What are the two most important muscles in your body?
The heart, which pumps 120,000 times per day and respiratory diaphragm, which contracts 22,000 times per day.
The respiratory diaphragm is your primary breathing muscle. When it contracts, it pulls air into your lungs. The oxygen from the air in your lungs is transferred to your blood. The heart pumps the blood throughout the body to deliver oxygen to all your cells. Without either of these two muscles, you could not live for more than a few minutes.
Did you know that the heart sits on top of the respiratory diaphragm and is in direct contact with it?
The diaphragm is a dome-shaped muscle, situated across the lower rib cage. It separates the chest cavity from the abdominal cavity. The heart is situated in your chest cavity and sits between the lungs and on top of your diaphragm. The heart rides the up and down motion of the diaphragm (see diagram).
On the left, diaphragm has contracted, breathing in.
On the right, the diaphragm has relaxed, breathing out.
The video, from the Stough Institute, demonstrates the diaphragm and ribcage in action. Remember, breathing in the diaghragm contracts, moves downward and the lower ribs expand.
Click the play button to see the diaphragm in action.
When you breathe in, with normal and proper function, you are contracting your diaphragm. When the diaphragm contracts, its center (the top of the dome) moves downward. Your lower rib cage expands and your belly moves forward to make room for your stomach, liver and intestines, as they are pushed down. When you breathe out the diaphragm is relaxing. The top of the dome moves upward and your belly moves back in, as your abdominal organs follow the diaphragm upwards. The out and in movement of your belly is why diaphragmatic breathing is often called belly breathing.

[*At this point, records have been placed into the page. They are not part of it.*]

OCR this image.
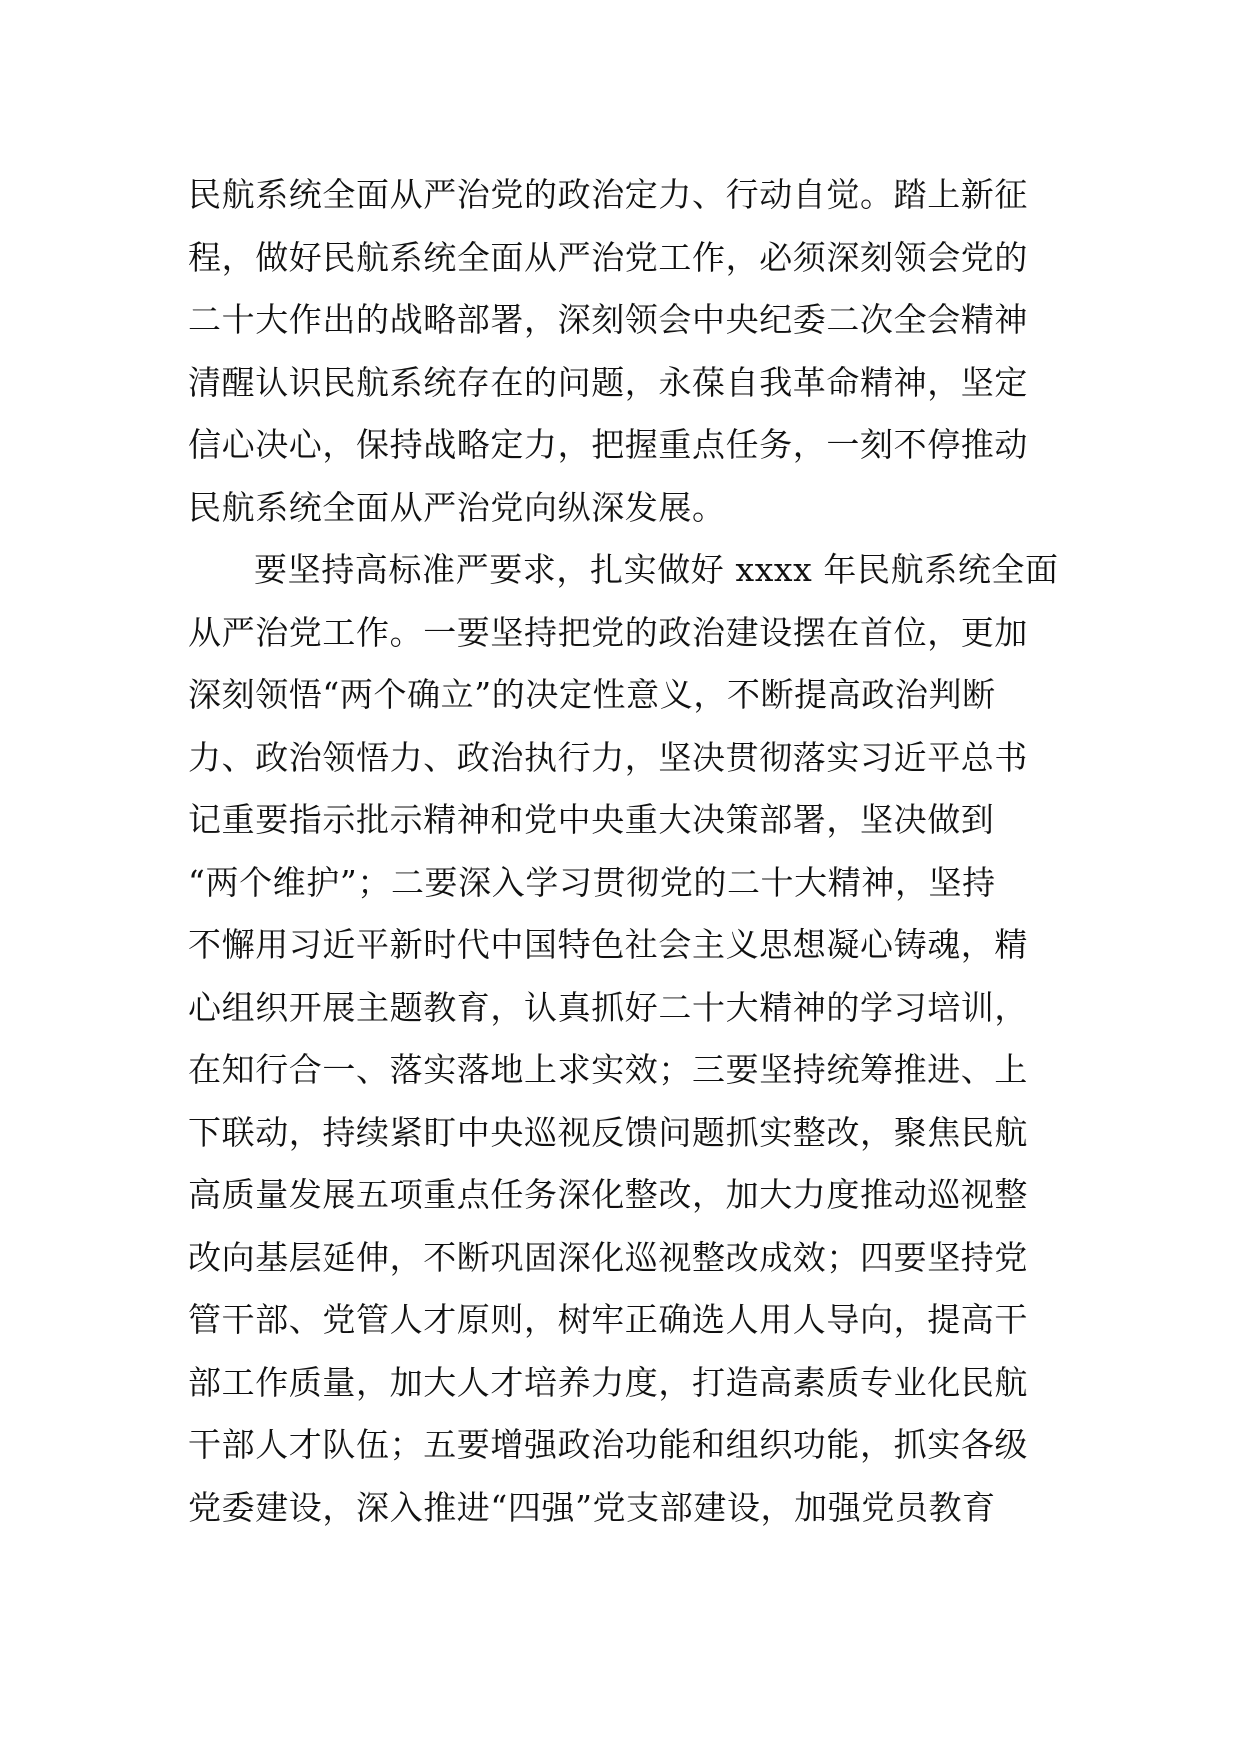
民航系统全面从严治党的政治定力、行动自觉。踏上新征
程，做好民航系统全面从严治党工作，必须深刻领会党的
二十大作出的战略部署，深刻领会中央纪委二次全会精神
清醒认识民航系统存在的问题，永葆自我革命精神，坚定
信心决心，保持战略定力，把握重点任务，一刻不停推动
民航系统全面从严治党向纵深发展。
要坚持高标准严要求，扎实做好 xxxx 年民航系统全面
从严治党工作。一要坚持把党的政治建设摆在首位，更加
深刻领悟“两个确立”的决定性意义，不断提高政治判断
力、政治领悟力、政治执行力，坚决贯彻落实习近平总书
记重要指示批示精神和党中央重大决策部署，坚决做到
“两个维护”；二要深入学习贯彻党的二十大精神，坚持
不懈用习近平新时代中国特色社会主义思想凝心铸魂，精
心组织开展主题教育，认真抓好二十大精神的学习培训，
在知行合一、落实落地上求实效；三要坚持统筹推进、上
下联动，持续紧盯中央巡视反馈问题抓实整改，聚焦民航
高质量发展五项重点任务深化整改，加大力度推动巡视整
改向基层延伸，不断巩固深化巡视整改成效；四要坚持党
管干部、党管人才原则，树牢正确选人用人导向，提高干
部工作质量，加大人才培养力度，打造高素质专业化民航
干部人才队伍；五要增强政治功能和组织功能，抓实各级
党委建设，深入推进“四强”党支部建设，加强党员教育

Troubled breathcan be a pain in the neck.
Many people develop the habit of shallow breathing. Shallow breathing is a common response to stress. When you fall into the habit of shallow breathing you are using neck, chest and shoulder muscles to breathe, and the diaphragm is no longer the primary breathing muscle. You breathe in more than 20,000 times per day. Imagine how much extra work (stress) that is for your neck, chest and shoulder muscles, considering your diaphragm is designed and intended to do the bulk of this work. Many people who suffer from chronic neck and/or shoulder pain, do so, at least in part, because they are breathing incorrectly.
Shallow breathing can develop from accumulation of stresses of daily living and following injury or illness.
Diaphragmatic breathing (belly breathing) exercises are extremely valuable because they train you to use your diaphragm primarily, which helps the neck and shoulder muscles relax. In fact, diaphragmatic breathing is a key component in a great many relaxation and meditation methodologies.
Re-establishing a normal breathing pattern, or improving your diaphragmatic breathing, is vital to your health because;
It provides proper oxygenation of your body’s cells.
It allows you to use your lungs to their fullest extent.
The wave-like motion imparted by the diaphragm massages and mobilizes your thoracic and abdominal organs –22,000 times per day!
Diaphragmatic breathing is a useful stress reduction tool.